15. A data transmission apparatus, comprising:

at least one processor; and

one or more memories including computer instructions that, when executed by the at least one processor, cause the data transmission apparatus to perform operations comprising:

receiving first information indicating a first maximum data amount of communication performed by a terminal device in a first time period, wherien the first time period is a transmission period of data of the terminal device, and the first maximum data amount in the first time period is less than a second maximum data amount of continuous communication performed in the first time period; and

performing resource scheduling on the terminal device based on the first information.

16. The data transmission apparatus of claim 15, wherein the first maximum data amount in the first time period comprises: an uplink and downlink layer 2 buffer size.

17. The data transmission apparatus of claim 15, wherein the first information comprises one or more of the following pieces of information: image definition, a source encoding method, a source compression ratio, or a first index corresonding to the first maximum data amount.

18. The data transmission apparatus of claim 15, wherein the first information comprises one or more of the following pieces of information: the first time period, an air interface transmission delay of a data packet, a duty cycle of data packet transmission, a core network delay of a data packet, or a local rendering delay, wherein the air interface transmission delay of a data packet is less than the first time period.

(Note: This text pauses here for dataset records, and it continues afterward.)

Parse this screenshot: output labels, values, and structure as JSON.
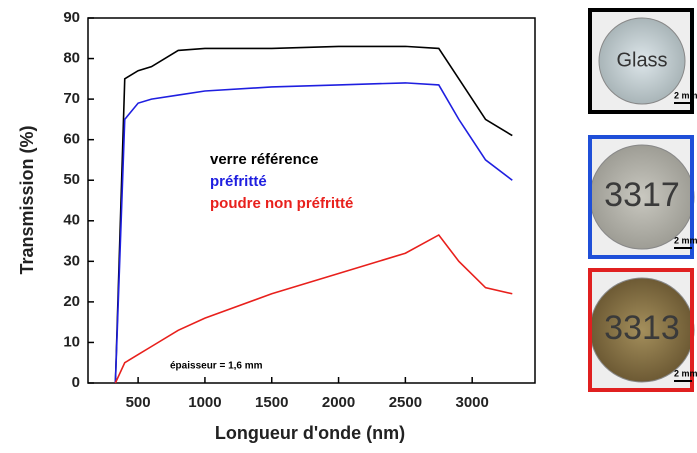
{
  "chart_data": {
    "type": "line",
    "x_label": "Longueur d'onde (nm)",
    "y_label": "Transmission (%)",
    "x": [
      330,
      400,
      500,
      600,
      800,
      1000,
      1500,
      2000,
      2500,
      2750,
      2900,
      3100,
      3300
    ],
    "series": [
      {
        "name": "verre référence",
        "color": "#000000",
        "values": [
          0,
          75,
          77,
          78,
          82,
          82.5,
          82.5,
          83,
          83,
          82.5,
          75,
          65,
          61
        ]
      },
      {
        "name": "préfritté",
        "color": "#1f1fe0",
        "values": [
          0,
          65,
          69,
          70,
          71,
          72,
          73,
          73.5,
          74,
          73.5,
          65,
          55,
          50
        ]
      },
      {
        "name": "poudre non préfritté",
        "color": "#e8201c",
        "values": [
          0,
          5,
          7,
          9,
          13,
          16,
          22,
          27,
          32,
          36.5,
          30,
          23.5,
          22
        ]
      }
    ],
    "annotation": "épaisseur = 1,6 mm",
    "xlim": [
      125,
      3470
    ],
    "ylim": [
      0,
      90
    ],
    "xticks": [
      500,
      1000,
      1500,
      2000,
      2500,
      3000
    ],
    "yticks": [
      0,
      10,
      20,
      30,
      40,
      50,
      60,
      70,
      80,
      90
    ]
  },
  "images": [
    {
      "label": "Glass",
      "scale": "2 mm",
      "frame": "#000000"
    },
    {
      "label": "3317",
      "scale": "2 mm",
      "frame": "#1f4fd8"
    },
    {
      "label": "3313",
      "scale": "2 mm",
      "frame": "#e02020"
    }
  ]
}
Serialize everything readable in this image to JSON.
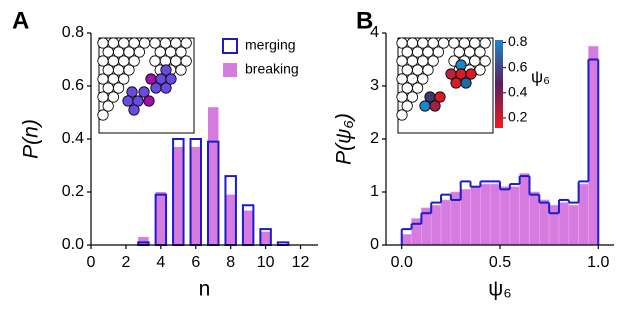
{
  "chart_data": [
    {
      "type": "bar",
      "panel_label": "A",
      "x_label": "n",
      "y_label": "P(n)",
      "x": [
        3,
        4,
        5,
        6,
        7,
        8,
        9,
        10,
        11
      ],
      "series": [
        {
          "name": "breaking",
          "color": "#d67be0",
          "fill": true,
          "values": [
            0.03,
            0.2,
            0.37,
            0.37,
            0.52,
            0.19,
            0.13,
            0.05,
            0.0
          ]
        },
        {
          "name": "merging",
          "color": "#1c1cc8",
          "fill": false,
          "values": [
            0.01,
            0.19,
            0.4,
            0.4,
            0.39,
            0.26,
            0.15,
            0.06,
            0.01
          ]
        }
      ],
      "bar_width": 0.6,
      "xlim": [
        0,
        13
      ],
      "xticks": [
        0,
        2,
        4,
        6,
        8,
        10,
        12
      ],
      "ylim": [
        0,
        0.8
      ],
      "yticks": [
        {
          "value": 0,
          "label": "0.0"
        },
        0.2,
        0.4,
        0.6,
        0.8
      ],
      "legend": "upper right"
    },
    {
      "type": "histogram",
      "panel_label": "B",
      "x_label": "ψ₆",
      "y_label": "P(ψ₆)",
      "bins": [
        0,
        0.05,
        0.1,
        0.15,
        0.2,
        0.25,
        0.3,
        0.35,
        0.4,
        0.45,
        0.5,
        0.55,
        0.6,
        0.65,
        0.7,
        0.75,
        0.8,
        0.85,
        0.9,
        0.95,
        1
      ],
      "series": [
        {
          "color": "#d67be0",
          "fill": true,
          "values": [
            0.2,
            0.5,
            0.7,
            0.75,
            0.85,
            1.0,
            1.05,
            1.1,
            1.15,
            1.15,
            1.1,
            1.1,
            1.35,
            1.0,
            0.85,
            0.75,
            0.8,
            0.75,
            1.15,
            3.75
          ]
        },
        {
          "color": "#1c1cc8",
          "fill": false,
          "values": [
            0.3,
            0.4,
            0.6,
            0.8,
            0.95,
            0.85,
            1.2,
            1.1,
            1.2,
            1.2,
            1.05,
            1.15,
            1.3,
            0.95,
            0.8,
            0.6,
            0.85,
            0.8,
            1.2,
            3.5
          ]
        }
      ],
      "xlim": [
        -0.08,
        1.08
      ],
      "xticks": [
        {
          "value": 0,
          "label": "0.0"
        },
        0.5,
        {
          "value": 1,
          "label": "1.0"
        }
      ],
      "ylim": [
        0,
        4
      ],
      "yticks": [
        0,
        1,
        2,
        3,
        4
      ],
      "colorbar": {
        "label": "ψ₆",
        "colors": [
          "#ee1c1c",
          "#5e1e60",
          "#1b86c8"
        ],
        "clim": [
          0.12,
          0.82
        ],
        "ticks": [
          0.2,
          0.4,
          0.6,
          0.8
        ]
      }
    }
  ]
}
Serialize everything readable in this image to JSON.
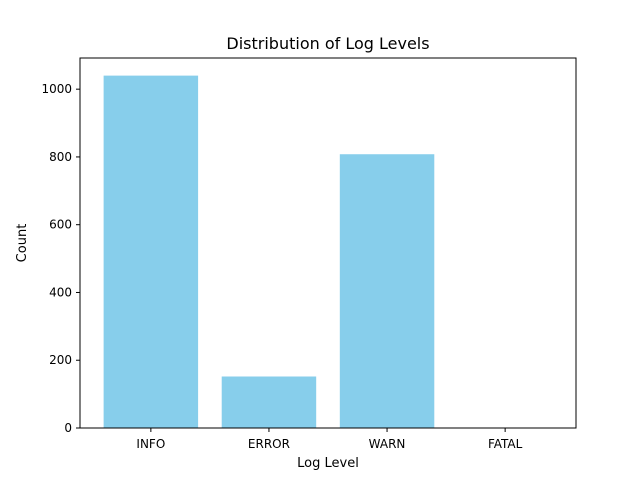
{
  "chart_data": {
    "type": "bar",
    "title": "Distribution of Log Levels",
    "xlabel": "Log Level",
    "ylabel": "Count",
    "categories": [
      "INFO",
      "ERROR",
      "WARN",
      "FATAL"
    ],
    "values": [
      1040,
      152,
      808,
      0
    ],
    "ylim": [
      0,
      1092
    ],
    "yticks": [
      0,
      200,
      400,
      600,
      800,
      1000
    ],
    "grid": false,
    "bar_color": "#87ceeb"
  }
}
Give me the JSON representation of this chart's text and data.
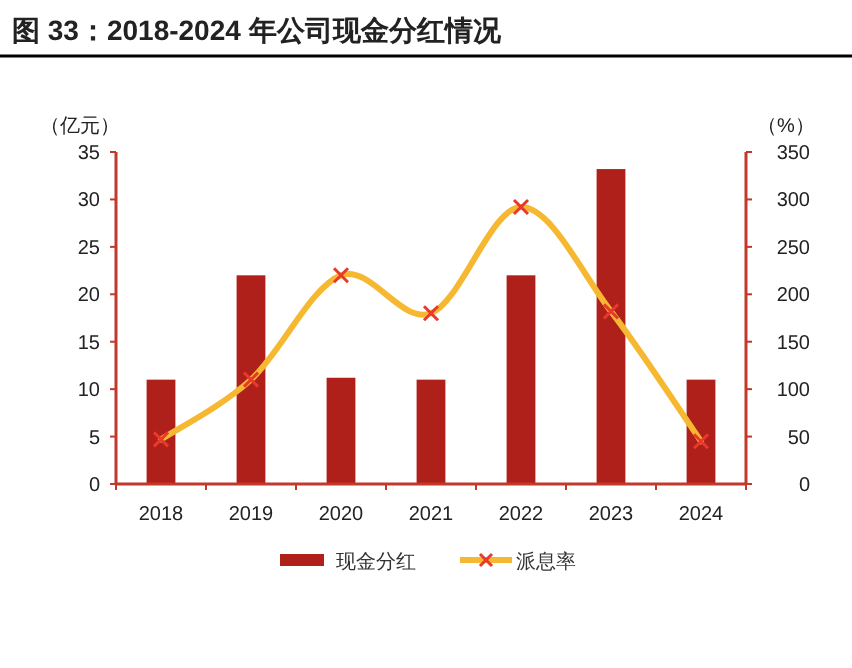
{
  "chart_data": {
    "type": "bar",
    "title": "图 33：2018-2024 年公司现金分红情况",
    "categories": [
      "2018",
      "2019",
      "2020",
      "2021",
      "2022",
      "2023",
      "2024"
    ],
    "ylabel": "（亿元）",
    "y2label": "（%）",
    "ylim": [
      0,
      35
    ],
    "yticks": [
      0,
      5,
      10,
      15,
      20,
      25,
      30,
      35
    ],
    "y2lim": [
      0,
      350
    ],
    "y2ticks": [
      0,
      50,
      100,
      150,
      200,
      250,
      300,
      350
    ],
    "series": [
      {
        "name": "现金分红",
        "color": "#b0201a",
        "values": [
          11,
          22,
          11.2,
          11,
          22,
          33.2,
          11
        ]
      },
      {
        "name": "派息率",
        "type": "line",
        "axis": "y2",
        "color": "#f5b830",
        "marker": "cross",
        "values": [
          47,
          110,
          220,
          180,
          292,
          182,
          45
        ]
      }
    ],
    "legend": "bottom",
    "grid": false
  }
}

19. The data transmission apparatus of claim 15, wherein the method further comprises:

receiving second information that is used to determine a maximum uplink and downlink transmission rate of the terminal device, wherein the second information comprises one or more of the following pieces of information: bandwidth, a subcarrier spacing or slot duration, a maximum modulation order, a maximum transmission code rate, a maximum quantity of transmission layers, or a scale factor of each carrier in a carrier combination;

determining the maximum uplink and downlink transmission rate of the terminal device based on the second information; and

determining the first maximum data amount based on the maximum uplink and downlink transmission rate of the terminal device and the first information.

20. The data transmission apparatus of claim 15, wherein the first time period comprises N time units, and the operations further comprise:

sending scheduling information, wherein the scheduling information is used to schedule a physical uplink shared channel (PUSCH) or a physical downlink shared channel (PDSCH) of the terminal device, and comprises a total quantity TotalDataUL of bits that a network device schedules the terminal device to transmit on the PUSCH, or a total quantity TotalDataDL of bits that a network device schedules the terminal device to transmit on the PDSCH from a time unit (N−K) to a current scheduling time unit K, wherein

TotalDataUL+TotalDataDL<Ftotal, Ftotal is the second maximum data amount, and N, K, and N−K are positive integers greater than or equal to 0.